The agricultural sector is an essential component of Ukraine’s economy, representing around 11 percent of its GDP, and a direct source of livelihood for many of the 13 million Ukrainians living in rural areas. Resuming grain exports will help free up silos and give both the resources and confidence Ukrainian farmers need to prepare a new harvest.    

Prepositioning food in high-risk areas 

As the war in remains highly volatile, with shifting frontlines, WFP is taking part in and coordinating convoys to hard-to-reach areas, supporting the delivery of food kits and other essentials, and conducting food security assessments. In July, WFP reached more than 900,000 people in hard-to-reach or frontline areas directly affected by fighting. 

David Beasley in Poland
WFP executive director David Beasley meets a Ukrainian family at the Hala Kijowska reception centre in Młyny, Poland, in March. Photo: WFP/Marco Frattini

We continue to engage with the parties to the conflict to negotiate humanitarian access via convoys to the hardest-hit locations – particularly in the east and south – guided by humanitarian principles and aiming to reach people on both sides of the contact line. 

Reactivating markets by enhancing purchasing power

WFP started distributing value vouchers in Chernihiv and Sumy oblasts. Families receive a US$13 paper voucher per person to spend in a number of WFP-contracted grocery shops. 

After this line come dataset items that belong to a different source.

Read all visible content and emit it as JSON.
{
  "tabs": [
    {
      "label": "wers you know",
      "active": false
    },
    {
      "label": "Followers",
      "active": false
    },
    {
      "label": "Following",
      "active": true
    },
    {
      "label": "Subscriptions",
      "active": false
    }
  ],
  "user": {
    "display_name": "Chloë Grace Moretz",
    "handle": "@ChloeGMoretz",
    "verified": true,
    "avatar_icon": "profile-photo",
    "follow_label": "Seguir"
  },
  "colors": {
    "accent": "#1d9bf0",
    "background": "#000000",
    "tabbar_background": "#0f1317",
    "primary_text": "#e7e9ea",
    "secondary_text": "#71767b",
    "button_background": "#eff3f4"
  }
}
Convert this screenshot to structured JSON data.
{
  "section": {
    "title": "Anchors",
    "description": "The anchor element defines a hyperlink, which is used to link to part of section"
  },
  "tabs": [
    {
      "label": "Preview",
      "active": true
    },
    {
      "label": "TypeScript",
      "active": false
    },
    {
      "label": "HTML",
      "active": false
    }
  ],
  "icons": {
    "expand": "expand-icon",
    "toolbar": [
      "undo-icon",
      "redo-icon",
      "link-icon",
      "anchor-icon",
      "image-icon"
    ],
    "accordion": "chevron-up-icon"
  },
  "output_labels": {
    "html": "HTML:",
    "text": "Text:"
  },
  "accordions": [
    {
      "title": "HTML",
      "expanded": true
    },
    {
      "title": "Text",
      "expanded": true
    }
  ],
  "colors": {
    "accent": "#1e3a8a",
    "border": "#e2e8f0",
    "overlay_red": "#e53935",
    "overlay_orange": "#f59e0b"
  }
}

WFP is currently working to facilitate the transition of approximately 64,000 beneficiaries from food assistance to value vouchers. The voucher system helps retailers return to hard-hit communities, and local economies to recover. This temporary measure will be replaced with cash transfers as the situation permits. 

Supporting Ukraine’s economy and food systems 

Food systems – the networks that are needed to produce and process food, and ensure it reaches consumers – are not meeting the needs of many around the world. Their flaws are further exacerbated by the conflict in Ukraine and the climate crisis. 

Andriy is a farmer in Ukraine. The blockade of ports and exports of grains is severely impacting the livelihoods of farmers in Ukraine.
Andriy is a farmer in Ukraine. The blockade of ports and exports of grains are severely impacting the livelihoods of farmers across the country. Photo: WFP/Edward Johnson

WFP continues to prioritize the local procurement of food from Ukraine. We currently buy 80 percent of the food we distribute inside Ukraine, directly supporting Ukrainian farmers and Ukraine’s economy. We also work with local bakeries to deliver bread. 

WFP’s overall priority in Ukraine is to work with local authorities, non-governmental organizations, and the private sector to restore access to food, stabilize institutional services and sustain economic activity to reduce vulnerability in the long term.